What is the recommended separation distance between a high speed digital bus and an RF circuit?
Digital-RF Separation Distance
Physical separation is the most reliable method for achieving isolation between digital and RF circuits, but it is often constrained by the PCB size and product form factor.
- Performance verification: confirm specifications against the application requirements before finalizing the design
- Environmental factors: temperature range, humidity, and vibration affect long-term reliability and parameter drift
- Cost vs. performance: evaluate whether the application demands premium components or standard commercial grades
Frequently Asked Questions
Can I use a split ground plane?
A split ground plane (separate ground regions for digital and RF) was historically used but is now generally discouraged.
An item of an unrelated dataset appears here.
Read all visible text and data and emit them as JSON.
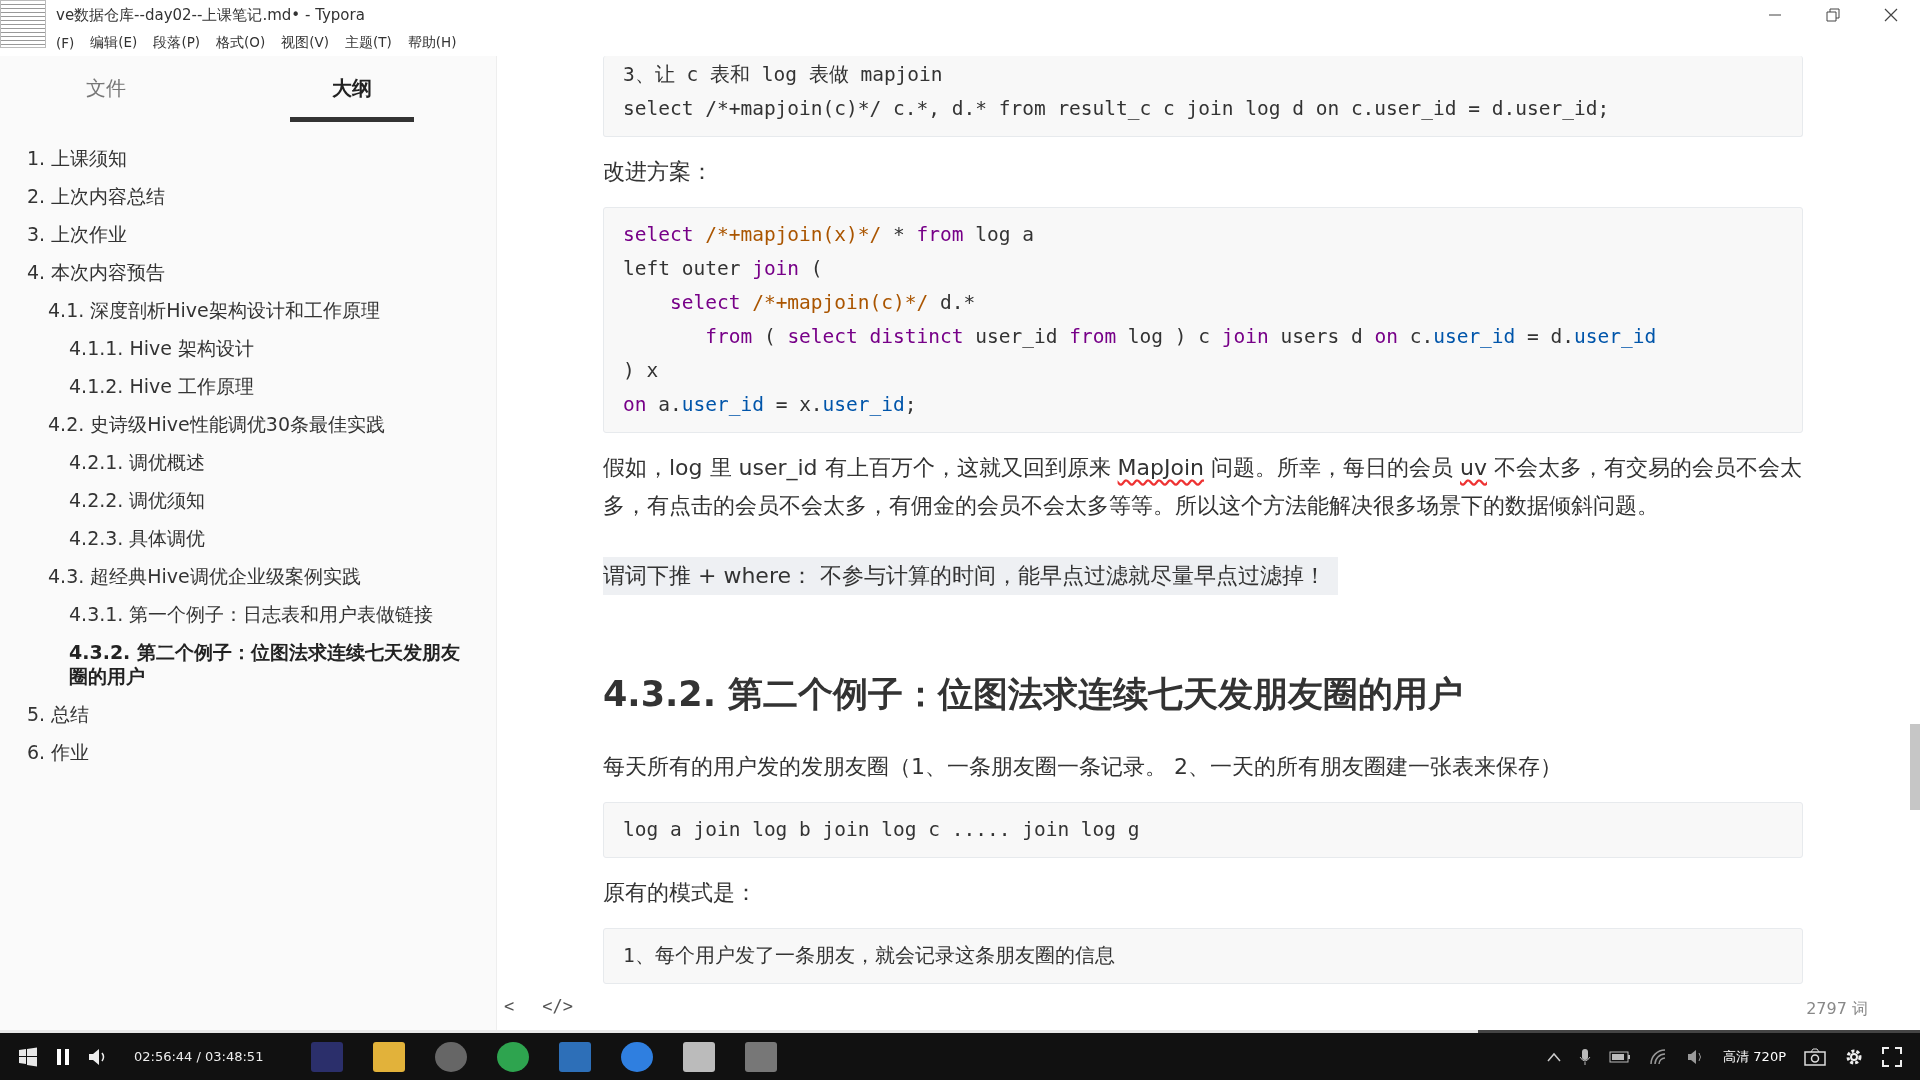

Splitting the ground plane: creates a slot that can radiate (acts as a slot antenna), forces return currents to flow around the split (creating a large loop antenna), and can cause ground bounce if the two regions are connected at only one point. Modern best practice: use a single, continuous ground plane for the entire PCB. Manage isolation through separation, via walls, and shielding instead of ground splits.
How do I route signals between digital and RF sections?
Minimize the number of signals crossing the boundary. Each crossing signal should: be routed over a continuous ground plane (no slots), use controlled impedance routing, have ground vias on both sides of the trace at the boundary, and be filtered (e.g., ferrite bead + bypass cap) if the signal carries digital noise. For clock signals, use a low-pass filter at the RF section boundary.
Is 10 mm separation sufficient for Bluetooth and Wi-Fi?
For Wi-Fi/BLE (2.4 GHz, sensitivity ≈ -80 to -90 dBm): 10-15 mm separation + ground plane may provide sufficient isolation (40-50 dB). For GPS (1.575 GHz, sensitivity ≈ -130 dBm): 10 mm is NOT sufficient (you need 70-80 dB of isolation). The required separation depends on: the digital signal amplitude, the RF receiver sensitivity, and the interference tolerance of the RF system.